İstanbul
Dragos

Oyun

 

 

         En son ne zaman heyecanla, hevesle, merakla, kuralsızca spontan bir oyuna dahil olduk?

   Oyun, hayal gücünün berrak yansıması ve bazen de var olan gerçeğin canlandırılan dramasıdır. Biyogenetik yasaya göre çocuk oyunu, eski kuşaklardan kalan faaliyetlerin bir parçasıdır. Toplum evrimiyle çocuk evrimi arasında ilişki kuran oyun kuramcıları ise bireyin yaşamı boyunca kendi tütünün geçirmiş olduğu gelişme seyrinin aynısını geçirdiğini söyleyerek oyunun da bunun en açık örneği olduğunu savunmuşlardır. İlk gerçek oyun kuramını ortaya atan Hazbert Spencer oyunu, fazla enerjinin harcanması olarak nitelendirmiş, böylelikle gerginliğin azacalağını savunmuştur. Çocuk psikolojisi ve oyun kuramıyla ilgili önemli araştırmalara imza atmış Karl Gros'a göre oyun, gerçek yaşama alışma egzersizidir ve bireyi gerçek yaşamda karşılacağı zorluklardan korunmaya hazırlar. Psikanalizin devi olarak tanıdığımız Freud, oyunu duyguların dışa vurumu olarak tanımlayarak, çocukların oyun ortamında iç dünyalarını, duygularını açığa vurduklarını, gerçek yaşamda başa çıkamadıkları olayları oyuna entegre ederek duygularının üstesinden gelebildiklerini söylemiştir. Tüm bu bilgiler ışığında oyun, tüm bilincin ve bilinç altının rahatlama, yaratma, anlam çıkartma ve öğrenmeye yönlendirme sanatıdır. 
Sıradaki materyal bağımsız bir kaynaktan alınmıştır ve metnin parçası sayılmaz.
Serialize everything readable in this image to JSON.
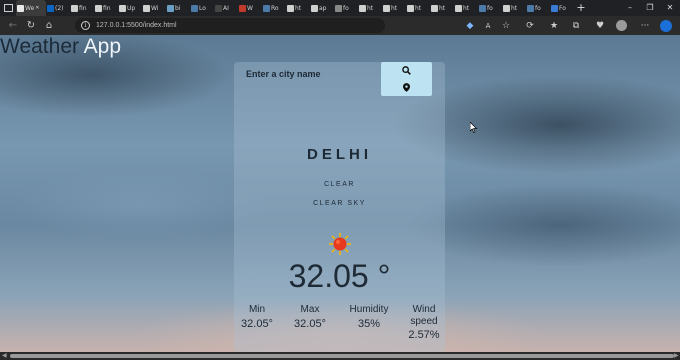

   Peki, yaratıcı kimliğin temellerinin atıldığı çocuk zamanların imrenerek baktığımız en hoşa giden faaliyeti olan oyunun, yetişkin hayatında yeri yok mudur?

   Son yıllarda yapılan araştırmalar yetişkin ve çocuk arasındaki olumlu ilişkinin güçlenmesi için geçirilmesi gereken kaliteli zamanın, oyun üzerine programlanması gerekliliğinin üzerinde durmaktadır. Özellikle kabul görme gereksiniminin yoğun olduğu oyun çağı dönemindeki çocuk için anne ve baba ile oyun oynamak, benzersiz bir deneyim niteliği taşımaktadır. Çocuk için kendisine güven veren ve ihtiyacı olduğu an gereksinimlerinin karşılanacağından emin olduğu anne - baba ile oynanan oyunlar büyük önem taşır. Ancak zihin okumada ve hissetmede ustalaşmış çocuk ile oyun oynamak için gerçekli istekli ve hazır olmak gerekir. Aksi halde geçirilen zaman anlamsızlaşır, çocuk güvensizleşir. oyun esnasında çocuğun yansıttığı kimlikler, kurduğu hayaller dikkatle izlenmeli, önemsenmelidir. Gerçekten dinlendiğini ve anlaşıldığını hisseden çocuk, oyunun sürekliliği için çaba sarfeder ve ilişki kendiliğinden zenginleşir. Oyunu karşılıklı yönetmek gerekir. Düzenlemeler, mantıklı yaklaşımlar ve koyulan kurallar ebeveynleri oyun akışının dışında bırakacaktır. Oyunda gelişen durumlara göre esneklik gösterilmesi gerçek hayatta da çocuğun adaptasyon, uyum, problem çözme konusunda anne babasını nasıl örnek alacağı konusunda büyük önem taşır. Bu sayede oynanan oyunlar yoluyla çocuğa probleme açık olması, değişik fikirler üretebilmesi, esnek olması, çelişki ve belirsizliklere karşı hoşgörülü olması, bilinenlere ve standartlara rağbet etmemesi rahatlıkla öğretilebilir. Etkili dinleme ve yönlendirmeyle, halihazırda varolan merakı arttırılabilir. Oyunun süresi değil, birlikteliğin hissiyatı önemlidir.

   Çocuk erken yaşta yaşaması gereken deneyimleri yaşamaz ise potansiyelini ortaya çıkarma fırsatını kaçırmış olur. Bu potansiyel, günlük etkinlikler, evde ve okulda kurulan etkileşimler sonucu oluşur. Hayatı önce oyun yoluyla deneyimleyen çocuklar için son yıllarda okul eğitiminin de sadece oyun ortamında verilecek şekilde programlanması şaşırtıcı değildir. Zaten bildiğimiz bir dünyaya yeniden girebilmek ebeveyn ve eğitimciler olarak çocuklara verebileceğimiz en güzel hediyedir.